将N-(羟甲基)丙烯酰胺(NMA)引入丙烯酸自抛光树脂体系制备了具有自交联特性和防污性能的RZn-NMA-X自更新涂层。通过将自抛光树脂与亲水性交联网络相结合，在60 d的静态泡水实验中，RZn-NMA-X涂层在海水中展现出稳定的水解速率和稳定的成膜表面。实验室生物测定和150 d海洋现场测试表明，RZn-NMA-X聚合物具有良好的防污性能，最佳含量为5%NMA。研究表明，适量NMA的引入不仅增强了涂层防污性能，而且较好的表面特性为其逐步抛光，抵抗生物污损提供保障，有利于增加海洋设备服役时长。本工作所提制备方法简单，原料廉价易得，可用于防污应用的规模化生产。

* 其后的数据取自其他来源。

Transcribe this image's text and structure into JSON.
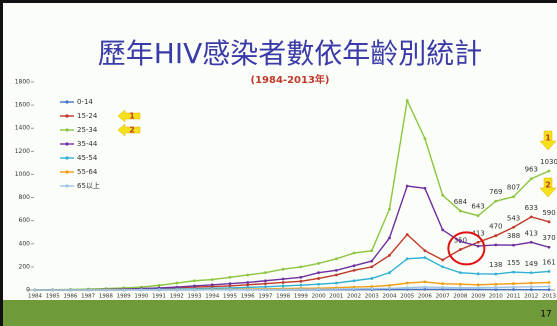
{
  "chart_data": {
    "type": "line",
    "title": "歷年HIV感染者數依年齡別統計",
    "subtitle": "(1984-2013年)",
    "categories": [
      "1984",
      "1985",
      "1986",
      "1987",
      "1988",
      "1989",
      "1990",
      "1991",
      "1992",
      "1993",
      "1994",
      "1995",
      "1996",
      "1997",
      "1998",
      "1999",
      "2000",
      "2001",
      "2002",
      "2003",
      "2004",
      "2005",
      "2006",
      "2007",
      "2008",
      "2009",
      "2010",
      "2011",
      "2012",
      "2013"
    ],
    "series": [
      {
        "name": "0-14",
        "color": "#4472c4",
        "values": [
          0,
          0,
          0,
          0,
          0,
          0,
          1,
          1,
          1,
          1,
          2,
          2,
          2,
          3,
          3,
          3,
          3,
          4,
          4,
          4,
          5,
          5,
          6,
          6,
          5,
          5,
          4,
          4,
          3,
          3
        ]
      },
      {
        "name": "15-24",
        "color": "#c0392b",
        "values": [
          1,
          1,
          2,
          3,
          5,
          8,
          12,
          15,
          20,
          25,
          30,
          35,
          45,
          55,
          65,
          75,
          100,
          130,
          170,
          200,
          300,
          480,
          340,
          260,
          350,
          413,
          470,
          543,
          633,
          590
        ],
        "value_labels": [
          null,
          null,
          null,
          null,
          null,
          null,
          null,
          null,
          null,
          null,
          null,
          null,
          null,
          null,
          null,
          null,
          null,
          null,
          null,
          null,
          null,
          null,
          null,
          null,
          "350",
          "413",
          "470",
          "543",
          "633",
          "590"
        ]
      },
      {
        "name": "25-34",
        "color": "#8cc63f",
        "values": [
          2,
          3,
          5,
          8,
          12,
          18,
          25,
          40,
          60,
          80,
          90,
          110,
          130,
          150,
          180,
          200,
          230,
          270,
          320,
          340,
          700,
          1640,
          1310,
          820,
          684,
          643,
          769,
          807,
          963,
          1030
        ],
        "value_labels": [
          null,
          null,
          null,
          null,
          null,
          null,
          null,
          null,
          null,
          null,
          null,
          null,
          null,
          null,
          null,
          null,
          null,
          null,
          null,
          null,
          null,
          null,
          null,
          null,
          "684",
          "643",
          "769",
          "807",
          "963",
          "1030"
        ]
      },
      {
        "name": "35-44",
        "color": "#7030a0",
        "values": [
          1,
          1,
          2,
          3,
          5,
          8,
          12,
          18,
          25,
          35,
          45,
          55,
          65,
          80,
          95,
          110,
          150,
          170,
          210,
          250,
          450,
          900,
          880,
          520,
          420,
          380,
          390,
          388,
          413,
          370
        ],
        "value_labels": [
          null,
          null,
          null,
          null,
          null,
          null,
          null,
          null,
          null,
          null,
          null,
          null,
          null,
          null,
          null,
          null,
          null,
          null,
          null,
          null,
          null,
          null,
          null,
          null,
          null,
          null,
          null,
          "388",
          "413",
          "370"
        ]
      },
      {
        "name": "45-54",
        "color": "#31b0d5",
        "values": [
          0,
          0,
          1,
          1,
          2,
          3,
          4,
          6,
          8,
          10,
          14,
          18,
          22,
          28,
          35,
          42,
          50,
          60,
          80,
          100,
          150,
          270,
          280,
          200,
          150,
          140,
          138,
          155,
          149,
          161
        ],
        "value_labels": [
          null,
          null,
          null,
          null,
          null,
          null,
          null,
          null,
          null,
          null,
          null,
          null,
          null,
          null,
          null,
          null,
          null,
          null,
          null,
          null,
          null,
          null,
          null,
          null,
          null,
          null,
          "138",
          "155",
          "149",
          "161"
        ]
      },
      {
        "name": "55-64",
        "color": "#f39c12",
        "values": [
          0,
          0,
          0,
          0,
          1,
          1,
          2,
          2,
          3,
          4,
          5,
          6,
          8,
          10,
          12,
          14,
          16,
          20,
          25,
          30,
          40,
          60,
          70,
          55,
          50,
          45,
          50,
          55,
          60,
          65
        ]
      },
      {
        "name": "65以上",
        "color": "#9dc3e6",
        "values": [
          0,
          0,
          0,
          0,
          0,
          0,
          1,
          1,
          1,
          2,
          2,
          3,
          3,
          4,
          5,
          6,
          7,
          8,
          10,
          12,
          15,
          20,
          25,
          22,
          20,
          20,
          22,
          25,
          28,
          30
        ]
      }
    ],
    "ylim": [
      0,
      1800
    ],
    "yticks": [
      0,
      200,
      400,
      600,
      800,
      1000,
      1200,
      1400,
      1600,
      1800
    ],
    "annotations": [
      "1",
      "2",
      "1",
      "2"
    ],
    "page_number": "17"
  }
}
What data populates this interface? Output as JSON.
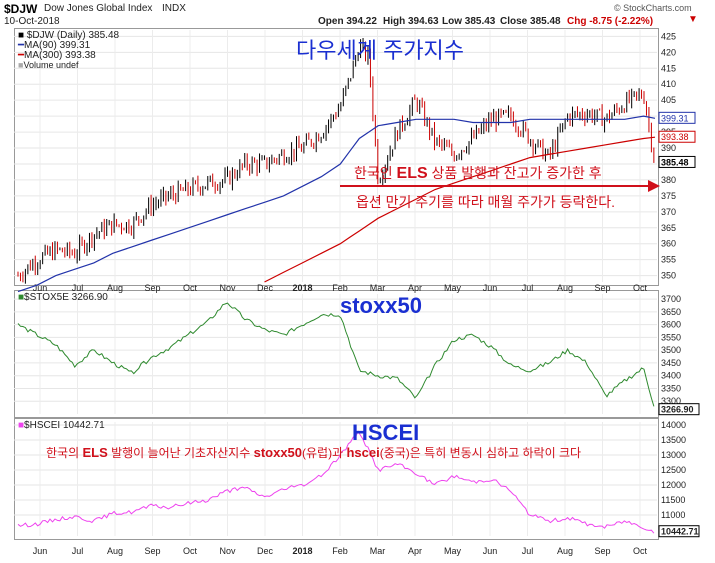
{
  "header": {
    "symbol": "$DJW",
    "name": "Dow Jones Global Index",
    "exchange": "INDX",
    "date": "10-Oct-2018",
    "open": "Open 394.22",
    "high": "High 394.63",
    "low": "Low 385.43",
    "close": "Close 385.48",
    "chg": "Chg -8.75 (-2.22%)",
    "brand": "© StockCharts.com"
  },
  "legend": {
    "line1": "$DJW (Daily) 385.48",
    "line2": "MA(90) 399.31",
    "line3": "MA(300) 393.38",
    "line4": "Volume undef"
  },
  "annotations": {
    "title_ko": "다우세계 주가지수",
    "note_line1_a": "한국인 ",
    "note_els": "ELS",
    "note_line1_b": " 상품 발행과 잔고가 증가한 후",
    "note_line2": "옵션 만기 주기를 따라 매월 주가가 등락한다.",
    "stoxx_label": "stoxx50",
    "hscei_label": "HSCEI",
    "pink_a": "한국의 ",
    "pink_els": "ELS",
    "pink_b": " 발행이 늘어난 기초자산지수 ",
    "pink_stoxx": "stoxx50",
    "pink_c": "(유럽)과 ",
    "pink_hscei": "hscei",
    "pink_d": "(중국)은 특히 변동시 심하고 하락이 크다"
  },
  "panel2": {
    "label": "$STOX5E 3266.90",
    "badge": "3266.90"
  },
  "panel3": {
    "label": "$HSCEI 10442.71",
    "badge": "10442.71"
  },
  "colors": {
    "price": "#000000",
    "down": "#cc0000",
    "ma90": "#2233aa",
    "ma300": "#cc0000",
    "stoxx": "#2f8a2f",
    "hscei": "#ee44ee"
  },
  "chart_data": [
    {
      "type": "bar",
      "title": "$DJW (Daily) 385.48",
      "y_ticks": [
        350,
        355,
        360,
        365,
        370,
        375,
        380,
        385,
        390,
        395,
        400,
        405,
        410,
        415,
        420,
        425
      ],
      "ylim": [
        348,
        427
      ],
      "x_ticks": [
        "Jun",
        "Jul",
        "Aug",
        "Sep",
        "Oct",
        "Nov",
        "Dec",
        "2018",
        "Feb",
        "Mar",
        "Apr",
        "May",
        "Jun",
        "Jul",
        "Aug",
        "Sep",
        "Oct"
      ],
      "badges": [
        "399.31",
        "393.38",
        "385.48"
      ],
      "x": [
        0,
        10,
        20,
        30,
        40,
        50,
        60,
        70,
        80,
        90,
        100,
        110,
        120,
        130,
        140,
        150,
        160,
        170,
        175,
        180,
        185,
        190,
        200,
        210,
        220,
        230,
        240,
        250,
        260,
        270,
        280,
        290,
        300,
        310,
        320,
        330,
        336
      ],
      "series": [
        {
          "name": "$DJW (Daily)",
          "values": [
            350,
            355,
            358,
            357,
            363,
            366,
            366,
            372,
            375,
            377,
            379,
            380,
            385,
            385,
            388,
            390,
            395,
            403,
            412,
            422,
            418,
            380,
            395,
            405,
            392,
            388,
            393,
            399,
            400,
            393,
            387,
            400,
            401,
            399,
            404,
            407,
            385.48
          ]
        },
        {
          "name": "MA(90)",
          "values": [
            345,
            347,
            350,
            352,
            354,
            357,
            359,
            361,
            363,
            365,
            367,
            369,
            371,
            373,
            375,
            378,
            381,
            385,
            389,
            393,
            395,
            397,
            398,
            399,
            399,
            399,
            398,
            398,
            398,
            399,
            399,
            399,
            399,
            399,
            399,
            400,
            399.31
          ]
        },
        {
          "name": "MA(300)",
          "values": [
            null,
            null,
            null,
            null,
            null,
            null,
            null,
            null,
            null,
            null,
            null,
            null,
            null,
            348,
            351,
            354,
            357,
            360,
            362,
            364,
            366,
            368,
            371,
            374,
            377,
            379,
            381,
            383,
            385,
            387,
            388,
            389,
            390,
            391,
            392,
            393,
            393.38
          ]
        }
      ]
    },
    {
      "type": "line",
      "title": "$STOX5E 3266.90",
      "y_ticks": [
        3300,
        3350,
        3400,
        3450,
        3500,
        3550,
        3600,
        3650,
        3700
      ],
      "ylim": [
        3250,
        3720
      ],
      "x": [
        0,
        10,
        20,
        30,
        40,
        50,
        60,
        70,
        80,
        90,
        100,
        110,
        120,
        130,
        140,
        150,
        160,
        170,
        180,
        190,
        200,
        210,
        220,
        230,
        240,
        250,
        260,
        270,
        280,
        290,
        300,
        310,
        320,
        330,
        336
      ],
      "series": [
        {
          "name": "$STOX5E",
          "values": [
            3600,
            3560,
            3520,
            3440,
            3500,
            3450,
            3410,
            3470,
            3510,
            3560,
            3610,
            3690,
            3620,
            3580,
            3560,
            3600,
            3640,
            3640,
            3420,
            3400,
            3390,
            3310,
            3440,
            3540,
            3560,
            3510,
            3440,
            3420,
            3450,
            3500,
            3450,
            3320,
            3380,
            3430,
            3266.9
          ]
        }
      ]
    },
    {
      "type": "line",
      "title": "$HSCEI 10442.71",
      "y_ticks": [
        11000,
        11500,
        12000,
        12500,
        13000,
        13500,
        14000
      ],
      "ylim": [
        10300,
        14100
      ],
      "x": [
        0,
        10,
        20,
        30,
        40,
        50,
        60,
        70,
        80,
        90,
        100,
        110,
        120,
        130,
        140,
        150,
        160,
        170,
        180,
        190,
        200,
        210,
        220,
        230,
        240,
        250,
        260,
        270,
        280,
        290,
        300,
        310,
        320,
        330,
        336
      ],
      "series": [
        {
          "name": "$HSCEI",
          "values": [
            10650,
            10700,
            10850,
            10950,
            10800,
            11050,
            11100,
            11300,
            11250,
            11400,
            11500,
            11800,
            11900,
            11600,
            11850,
            12000,
            12300,
            13000,
            13800,
            12500,
            12700,
            12400,
            12000,
            12300,
            12100,
            12200,
            11800,
            11000,
            10800,
            10900,
            10700,
            10600,
            10800,
            10600,
            10442.71
          ]
        }
      ]
    }
  ]
}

关键词 ：丙烯酸树脂, 自抛光, 自交联, 防污, N-(羟甲基)丙烯酰胺(NMA)

Abstract：

A novel self-renewable coating RZn-NMA-X with self-crosslinking properties and antifouling performance was prepared by introducing N-Methylol acrylamide (NMA) into a self-polishing acrylic resin. The coating formed by the combination of a self-polishing resin with a hydrophilic crosslinking network referred to as RZn-NMA-X, exhibited a stable hydrolysis rate and stable film-forming surface in seawater in a 60 d static soaking test. The laboratory bioassay and 150 d marine field test showed that the RZn-NMA-X polymer has good antifouling properties with an optimal content of 5%NMA. In conclusion, the incorporation of an appropriate amount of NMA not only enhances the antifouling performance of the coating, but also provides assurance for its gradual polishing and resistance to biofouling due to its favorable surface characteristics, which is beneficial for enhancing the longevity of marine antifouling in coating applications. The preparation method suggested in this study is straightforward, and the raw materials are affordable and readily available, making it suitable for large-scale production in antifouling applications.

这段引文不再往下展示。